With its comprehensive coverage of the state of the art, this second edition of the book introduces the basic types of transformers and electric machines and also discusses advanced subjects in electric machines, starting from principles, to applications and case studies with ample graphical results.
The first volume, Electric Machines: Steady State Performance with MATLAB® covers circuit modeling characteristics and performance characteristics under steady state, testing techniques and preliminary electromagnetic-thermic dimensioning. This book is intended for first semester course, treating electric transformers, rotary and linear machines steady state modeling and performance computation, preliminary dimensioning and testing standardized and innovative techniques.
The second volume, Electric Machines: Transients, Control Principles, Finite Element Analysis and Optimal Design with MATLAB® is intended for second (and third) semester course, treating topics such as modeling of transients, control principles, electromagnetic and thermal finite element Analysis and optimal design (dimensioning).

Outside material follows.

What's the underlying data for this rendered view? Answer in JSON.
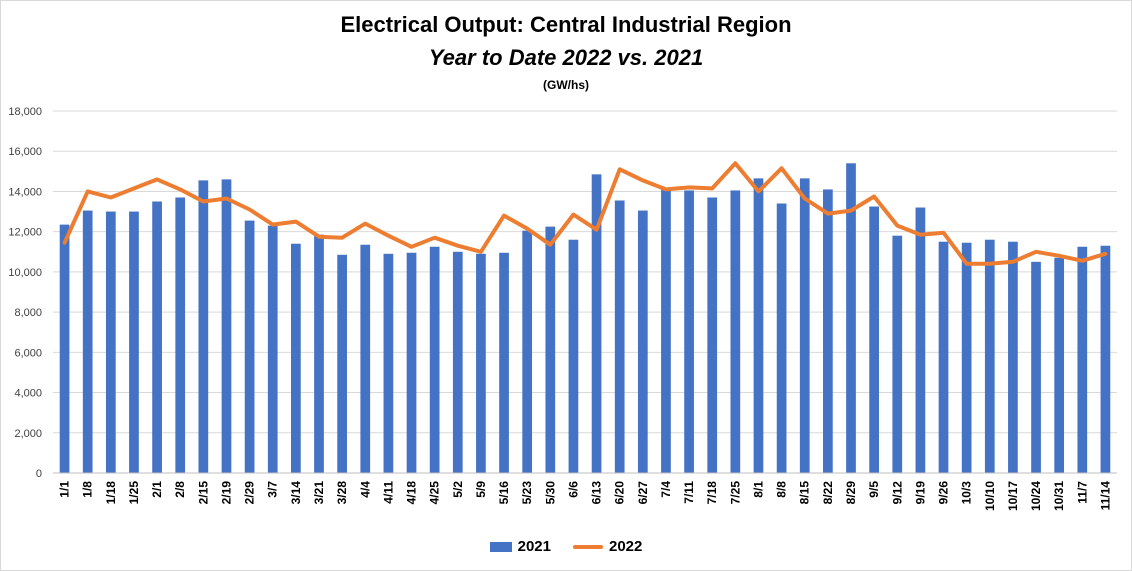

Notable recent knowledge with strong industrialization potential has been added to this edition, such as, orthogonal models of multiphase A.C. machines, thermal finite element analysis of (FEA) electric machines, and FEA– based–only optimal design of a PM motor case study.

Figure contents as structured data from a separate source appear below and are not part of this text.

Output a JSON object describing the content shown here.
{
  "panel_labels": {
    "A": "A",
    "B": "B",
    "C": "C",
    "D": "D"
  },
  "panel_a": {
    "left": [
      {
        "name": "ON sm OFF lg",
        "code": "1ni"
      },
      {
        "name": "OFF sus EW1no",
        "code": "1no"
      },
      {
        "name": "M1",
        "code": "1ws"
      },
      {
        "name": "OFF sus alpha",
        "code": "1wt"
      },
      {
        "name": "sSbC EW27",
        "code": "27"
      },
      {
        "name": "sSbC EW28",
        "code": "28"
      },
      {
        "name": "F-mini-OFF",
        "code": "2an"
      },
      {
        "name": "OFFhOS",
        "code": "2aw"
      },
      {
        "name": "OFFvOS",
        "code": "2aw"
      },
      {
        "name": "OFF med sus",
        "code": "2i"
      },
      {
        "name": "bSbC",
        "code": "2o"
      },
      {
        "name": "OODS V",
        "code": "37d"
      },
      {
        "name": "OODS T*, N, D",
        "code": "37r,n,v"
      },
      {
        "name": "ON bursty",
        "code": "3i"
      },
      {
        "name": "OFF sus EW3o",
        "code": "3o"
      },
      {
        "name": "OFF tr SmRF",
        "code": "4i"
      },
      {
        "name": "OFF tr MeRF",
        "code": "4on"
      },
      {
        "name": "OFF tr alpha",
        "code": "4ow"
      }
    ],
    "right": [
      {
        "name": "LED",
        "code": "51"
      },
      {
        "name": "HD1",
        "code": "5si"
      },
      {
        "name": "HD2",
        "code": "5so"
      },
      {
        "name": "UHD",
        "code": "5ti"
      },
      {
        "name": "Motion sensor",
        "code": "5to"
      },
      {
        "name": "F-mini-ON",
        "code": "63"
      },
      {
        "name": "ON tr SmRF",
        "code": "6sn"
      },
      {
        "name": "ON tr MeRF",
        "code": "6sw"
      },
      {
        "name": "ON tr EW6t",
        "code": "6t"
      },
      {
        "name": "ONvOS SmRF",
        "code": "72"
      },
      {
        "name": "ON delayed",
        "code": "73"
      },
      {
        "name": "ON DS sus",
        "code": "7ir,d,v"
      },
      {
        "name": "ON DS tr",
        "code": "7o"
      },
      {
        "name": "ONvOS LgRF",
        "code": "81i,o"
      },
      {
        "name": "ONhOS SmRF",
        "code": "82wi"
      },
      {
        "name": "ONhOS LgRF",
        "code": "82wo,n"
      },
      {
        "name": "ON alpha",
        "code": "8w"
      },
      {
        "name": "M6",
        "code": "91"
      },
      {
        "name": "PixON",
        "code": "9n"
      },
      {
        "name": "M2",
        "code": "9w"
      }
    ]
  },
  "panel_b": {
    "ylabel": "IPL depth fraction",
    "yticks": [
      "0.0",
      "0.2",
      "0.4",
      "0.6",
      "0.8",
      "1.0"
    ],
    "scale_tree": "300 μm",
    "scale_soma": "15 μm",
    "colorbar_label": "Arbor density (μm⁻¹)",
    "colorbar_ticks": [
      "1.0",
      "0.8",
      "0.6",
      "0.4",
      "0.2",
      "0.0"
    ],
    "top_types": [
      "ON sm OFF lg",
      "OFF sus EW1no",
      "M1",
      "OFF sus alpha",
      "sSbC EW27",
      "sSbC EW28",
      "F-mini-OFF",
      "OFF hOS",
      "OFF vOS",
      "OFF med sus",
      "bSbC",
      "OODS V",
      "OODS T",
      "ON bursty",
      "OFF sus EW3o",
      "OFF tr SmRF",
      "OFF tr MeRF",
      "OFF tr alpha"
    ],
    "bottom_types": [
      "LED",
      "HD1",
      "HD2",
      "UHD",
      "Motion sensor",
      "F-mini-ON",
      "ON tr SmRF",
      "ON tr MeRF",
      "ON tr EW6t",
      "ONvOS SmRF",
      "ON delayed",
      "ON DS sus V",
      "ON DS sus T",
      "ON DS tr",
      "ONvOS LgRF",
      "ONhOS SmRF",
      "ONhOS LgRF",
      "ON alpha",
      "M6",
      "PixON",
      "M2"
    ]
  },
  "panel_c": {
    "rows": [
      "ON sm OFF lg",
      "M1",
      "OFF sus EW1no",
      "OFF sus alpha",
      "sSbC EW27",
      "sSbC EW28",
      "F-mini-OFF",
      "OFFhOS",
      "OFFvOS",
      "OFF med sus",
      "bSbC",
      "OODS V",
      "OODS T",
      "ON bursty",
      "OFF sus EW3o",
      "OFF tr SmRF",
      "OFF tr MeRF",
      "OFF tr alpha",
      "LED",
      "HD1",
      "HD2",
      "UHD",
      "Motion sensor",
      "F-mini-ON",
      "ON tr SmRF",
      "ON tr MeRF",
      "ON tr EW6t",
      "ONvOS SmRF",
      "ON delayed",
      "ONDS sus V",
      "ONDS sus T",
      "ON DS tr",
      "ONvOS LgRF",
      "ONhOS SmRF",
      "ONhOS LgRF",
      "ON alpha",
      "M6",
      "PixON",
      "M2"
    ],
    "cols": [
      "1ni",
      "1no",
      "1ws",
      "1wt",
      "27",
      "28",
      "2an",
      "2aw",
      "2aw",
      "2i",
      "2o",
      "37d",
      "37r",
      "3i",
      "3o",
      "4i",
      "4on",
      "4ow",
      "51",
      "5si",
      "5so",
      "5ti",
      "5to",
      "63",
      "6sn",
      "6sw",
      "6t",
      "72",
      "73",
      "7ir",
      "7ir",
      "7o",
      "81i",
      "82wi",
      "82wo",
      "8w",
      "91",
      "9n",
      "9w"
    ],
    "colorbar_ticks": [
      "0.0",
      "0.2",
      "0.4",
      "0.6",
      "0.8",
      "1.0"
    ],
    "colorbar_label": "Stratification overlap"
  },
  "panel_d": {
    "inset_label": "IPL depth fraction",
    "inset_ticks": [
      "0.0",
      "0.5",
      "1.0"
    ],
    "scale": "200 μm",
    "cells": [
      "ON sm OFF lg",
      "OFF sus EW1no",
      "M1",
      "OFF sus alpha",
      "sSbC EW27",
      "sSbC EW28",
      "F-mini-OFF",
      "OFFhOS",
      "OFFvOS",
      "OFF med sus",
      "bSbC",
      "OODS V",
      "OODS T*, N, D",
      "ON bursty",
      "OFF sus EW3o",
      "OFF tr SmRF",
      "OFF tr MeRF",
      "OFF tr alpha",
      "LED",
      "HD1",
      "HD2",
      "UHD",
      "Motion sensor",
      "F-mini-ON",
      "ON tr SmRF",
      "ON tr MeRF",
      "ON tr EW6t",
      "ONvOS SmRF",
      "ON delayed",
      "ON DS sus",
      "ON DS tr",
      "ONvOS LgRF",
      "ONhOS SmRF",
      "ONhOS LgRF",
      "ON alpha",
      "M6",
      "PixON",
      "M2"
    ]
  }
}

Both the volumes include numerical examples and case studies, and numerous computer simulation programs in MATLAB and Simulink® are also available online that illustrate performance characteristics present in the chapters.
Table of Contents
Volume 1: 1. Introduction. 2. Electric Transformers. 3. Energy Conversion and Types of Electric Machines. 4. Brush–Commutator Machines: Steady State. 5. Induction Machines: Steady State. 6. Synchronous Machines: Steady State.
Volume 2: 1. Electric Machine Circuit Models for Transients and Control. 2. Transients and Control Principles of Brush–Commutator DC. 3. Synchronous Machine Transients and Control Principles. 4. Induction Machines Transients and Control Principles. 5. Essentials of Finite Element Analysis (FEA) in Electromagnetics. 6. FEA of Electric Machines Electromagnetics. 7. Thermal FEA of Electric Machines. 8. Optimal Electromagnetic Design of Electric Machines. 9. Optimal Electromagnetic Design of Surface PM Synchronous Machines (PMSM). 10. Optimal Electromagnetic Design of Surface PM Synchronous Machines (PMSM).
Ion Boldea is a Full Professor of Electrical Engineering at the University Politechnica of Timisoara, Romania. Professor Boldea is a Life Fellow of IEEE. He won the IEEE 2015 Nikola Tesla Award for "contributions to the design and control of rotating and linear electric machines for industry applications."
Lucian N. Tutelea is currently a Professor with the Department of Electric Engineering, Politehnica University Timisoara. His main research interests include design, modeling, and control of electric machines and drives.